I finished David Neiwert’s new book The Eliminationists: How Hate Talk Radicalized the American Right right before I left for New York, and now I’m back and have some time to really review it. I did an interview with David on RH Reality Check a couple of weeks ago, and it was really interesting. We talked a lot about the current right wing movement’s tendency towards eliminationist rhetoric, and how it’s resulted in a number of murders and terrorist threats since the Obama election. For a podcast about reproductive rights, and a short interview, that’s about as much as we could cover. Obviously, eliminationism is a major issue with reproductive rights, since encouraging their followers to dehumanize and murder providers has been a part of the anti-choice movement for a long time now. But the book covers a lot more territory, looking at fascism and social movements like it, and spelling out a history of American eliminationism.
The way the anti-choice movement has rolled for a long time has become the mainstream of American conservatism, and the result is incredibly scary. David’s hardly claiming that mainstream American conservatism is fascist, but there are fascist elements in its margins, and more disturbingly, those marginal ideas are rapidly being mainstreamed through people he calls “transmitters”—people like Sarah Palin, Lou Dobbs, and even Rush Limbaugh, who put a smiley face on eliminationist ideas and make them more palatable to the public. This has been going on since the 90s, really, and I’d argue it was one reason that the mainstream conservative movement embraced the anti-democratic idea that it was acceptable to impeach a rightfully elected American President by any means necessary. Not, as liberals were arguing with about Bush, because he was a war criminal, or any kind of criminal at all. Whatever it took—getting rid of Clinton was the goal, and no matter how illegal or unethical the means, it had to be done. Luckily, they failed, but they were just successful enough to get an appetite for it.
David focuses on the funnel between far right nutjobs cranking out ideas that justify eliminating your opposition, mainly through inciting panic about them (such as anti-choicers do about abortion providers, or immigration hysterics do about immigrants), or dehumanizing them (those groups get it, as do all liberals—David amasses an enormous amount of evidence that conservatives increasingly use vermin metaphors to talk about liberals). I’d add to this that right wingers are growing increasingly tolerant of discourse that suggests that inconvenient people should be squeezed out of the democratic system altogether, from demanding that women’s suffrage be repealed to seeking ways to prove that Obama is ineligible to be President. Once you’ve absorbed the idea that it’s legitimate to get rid of power-sharing with liberals by any means necessary, violence becomes much easier to justify.
All this plays out in interesting ways. It’s not just the uptick in domestic terrorism, though that alone is troubling. It also laid the groundwork for kneejerk conservative support for Bush’s insane power grab and torture program.
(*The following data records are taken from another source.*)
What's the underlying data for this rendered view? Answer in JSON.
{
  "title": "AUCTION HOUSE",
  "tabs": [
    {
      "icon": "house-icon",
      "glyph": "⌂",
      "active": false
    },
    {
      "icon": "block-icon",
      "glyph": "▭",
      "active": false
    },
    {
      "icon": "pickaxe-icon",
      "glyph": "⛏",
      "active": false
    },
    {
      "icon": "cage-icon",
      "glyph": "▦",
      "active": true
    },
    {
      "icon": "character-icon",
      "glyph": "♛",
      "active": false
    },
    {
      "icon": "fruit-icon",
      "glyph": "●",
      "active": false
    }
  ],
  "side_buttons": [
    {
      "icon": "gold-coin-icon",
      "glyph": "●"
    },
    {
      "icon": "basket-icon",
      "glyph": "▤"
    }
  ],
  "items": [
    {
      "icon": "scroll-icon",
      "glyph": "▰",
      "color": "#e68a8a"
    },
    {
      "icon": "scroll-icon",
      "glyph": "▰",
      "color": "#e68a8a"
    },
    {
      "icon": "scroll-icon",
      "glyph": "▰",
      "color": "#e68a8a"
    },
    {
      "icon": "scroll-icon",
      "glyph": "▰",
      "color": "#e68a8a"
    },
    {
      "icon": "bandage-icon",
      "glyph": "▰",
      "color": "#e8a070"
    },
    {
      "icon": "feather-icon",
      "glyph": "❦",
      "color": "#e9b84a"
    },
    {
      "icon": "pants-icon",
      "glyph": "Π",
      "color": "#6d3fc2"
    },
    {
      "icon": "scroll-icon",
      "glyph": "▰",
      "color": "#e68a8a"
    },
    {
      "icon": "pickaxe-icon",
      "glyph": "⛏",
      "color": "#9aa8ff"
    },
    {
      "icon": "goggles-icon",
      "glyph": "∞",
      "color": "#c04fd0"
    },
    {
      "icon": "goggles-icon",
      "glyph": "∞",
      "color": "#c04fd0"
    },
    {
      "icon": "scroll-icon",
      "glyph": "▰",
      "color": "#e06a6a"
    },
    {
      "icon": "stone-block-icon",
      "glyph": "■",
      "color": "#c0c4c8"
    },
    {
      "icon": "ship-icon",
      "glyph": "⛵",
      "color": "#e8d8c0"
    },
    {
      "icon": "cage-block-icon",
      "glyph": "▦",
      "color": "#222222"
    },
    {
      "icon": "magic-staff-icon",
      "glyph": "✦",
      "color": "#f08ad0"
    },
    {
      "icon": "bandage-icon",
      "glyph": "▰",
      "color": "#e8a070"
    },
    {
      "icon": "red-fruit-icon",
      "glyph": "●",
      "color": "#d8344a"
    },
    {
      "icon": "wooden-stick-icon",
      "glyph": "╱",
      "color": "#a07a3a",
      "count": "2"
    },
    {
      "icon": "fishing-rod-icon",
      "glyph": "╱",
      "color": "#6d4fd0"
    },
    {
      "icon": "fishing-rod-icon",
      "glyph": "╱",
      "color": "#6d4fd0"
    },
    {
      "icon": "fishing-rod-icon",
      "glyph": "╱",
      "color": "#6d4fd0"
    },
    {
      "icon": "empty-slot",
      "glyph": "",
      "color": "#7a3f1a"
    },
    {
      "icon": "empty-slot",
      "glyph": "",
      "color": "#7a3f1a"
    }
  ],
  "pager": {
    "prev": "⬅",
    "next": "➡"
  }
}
Once you start to absorb eliminationist ideas, then it’s a quick leap to suggesting that it’s okay for a conservative President to shut down the democratic system, if it accomplishes the goal of shutting liberals out. And of course, the torture situation is a direct result of eliminationist rhetoric—that people who’ve been rounded up and tortured may even be innocent of any wrongdoing doesn’t give supporters pause, because they’re so full up on hatred towards Muslims that the idea of a Muslim who is not the enemy seems inconceivable to them. David also traces the relationship between eliminationist rhetoric and hate crimes, specifically noting that the more hysterical wingnuts get about immigration, the worse the hate crime rate against Latinos gets.
But what really makes this book so great is that David rejects the American tendency to forget the past, and places the current right wing movement in a long historical context, to show that eliminationism is far from impossible in American society. He places this in the context of the genocide of Native Americans, the use of lynching and running black people out of town that characterized the late 19th/early 20th century, and the internment camps for Japanese-Americans that resulted in a permanent destruction of the majority of Japanese-Americans’ livelihood as farmers. The enemies of conservatism have been more nebulous and harder to define on sight since then, but the increasing racist hysteria is scary in large part because it gives right wingers focus. David also careful explains what fascism is and what it isn’t, and how the biggest problem right now isn’t that conservatives are fascist, but that they play footsie with fascism.
The good news from my perspective is that the American public seems eager to push back. The NFL’s rejection of Rush Limbaugh, and the impotence displayed by right wingers in terms of getting anyone to care, is a heartening sign. The danger that David spells out is from right wing ideas being transmitted by mainstream figures and gaining popularity; but the rejection of Limbaugh shows that some people with real power are willing to stop that process. In general, the more shrill and hateful the Republican party gets, the fewer people are willing to call themselves Republicans, and this is a heartening development.